Iran, China to co-build mini refinery in southwest

Iran and China plan to jointly build a mini oil refinery in the southwestern province of Kohgiluyeh and Boyer-Ahmad, part of Tehran’s drive to expand domestic refining capacity, Governor General Yadollah Rahmani said on Wednesday.
The refinery, with a processing capacity of 50,000 barrels of crude per day (bpd), will be developed in Bahmai County, an oil-rich region that hosts more than 80 active wells, Rahmani told IRNA following a meeting with Chinese investors.
“This region enjoys a strategic position for investment in the oil, gas and petrochemical sectors,” Rahmani said, adding that 25% of Iran’s crude oil — mostly destined for export — was produced in this province, which also ranked second nationwide in gas output.

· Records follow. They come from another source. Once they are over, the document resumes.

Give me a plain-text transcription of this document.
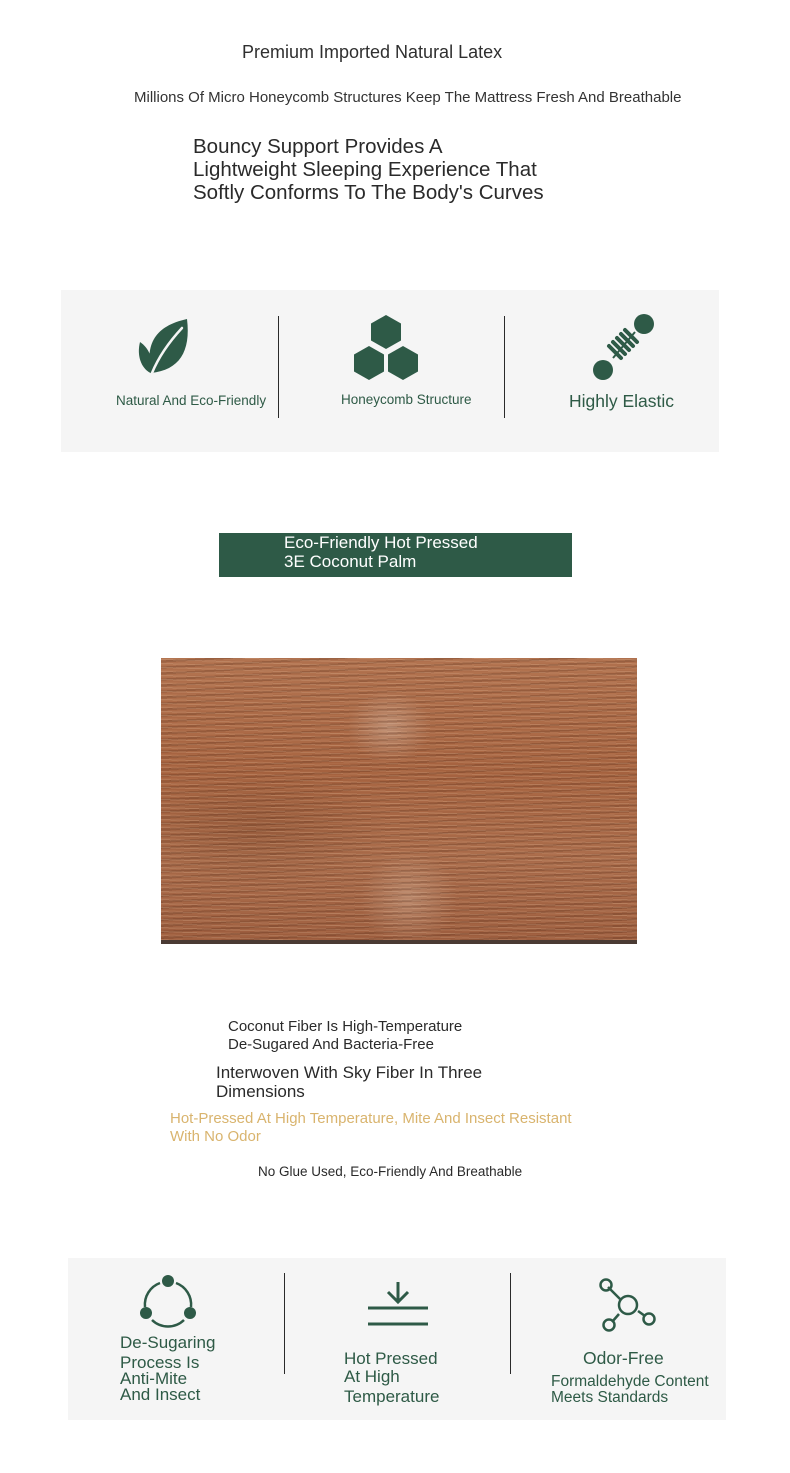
Premium Imported Natural Latex
Millions Of Micro Honeycomb Structures Keep The Mattress Fresh And Breathable
Bouncy Support Provides A
Lightweight Sleeping Experience That
Softly Conforms To The Body's Curves
Natural And Eco-Friendly	Honeycomb Structure	Highly Elastic
Eco-Friendly Hot Pressed
3E Coconut Palm
Coconut Fiber Is High-Temperature
De-Sugared And Bacteria-Free
Interwoven With Sky Fiber In Three
Dimensions
Hot-Pressed At High Temperature, Mite And Insect Resistant
With No Odor
No Glue Used, Eco-Friendly And Breathable
De-Sugaring
Process Is
Anti-Mite
And Insect
Hot Pressed
At High
Temperature
Odor-Free
Formaldehyde Content
Meets Standards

Iran pumps more than 3.5 million bpd of crude and churns out a daily average of 750 million cubic meters of gas.  
The governor said the project would help supply part of Iran’s domestic demand for petroleum products while boosting the province’s share of refined product exports.
Discussions during the meeting with the Chinese delegation focused on the technical, financial and scheduling details of the project, with both sides agreeing to finalize feasibility studies and break ground in the coming months.
Rahmani said the province was committed to supporting foreign investors.
“Easing administrative procedures for investors is on the agenda,” he noted, adding that 71 investment projects had been planned for the province, with a significant number expected to move into the implementation phase soon.
The new joint venture fits into the Oil Ministry’s broader plan to promote the construction of small-scale refineries by private and foreign investors, which require less capital but can swiftly increase the country’s overall refining capacity.
Iran has ten major refineries with a combined capacity of 2.4 million bpd, producing gasoline, diesel and other petroleum products.
In May, Deputy Oil Minister Mohammad-Sadeq Azimifar announced that Iran aimed to commission new refining projects worth $3 billion by March 2026 to beef up domestic fuel output and reduce reliance on imports.
Fuel shortages have become a growing concern for the government. The mismatch between production and demand — estimated at over 20 million liters of gasoline per day — has forced Tehran to spend billions of dollars annually on fuel imports since 2021.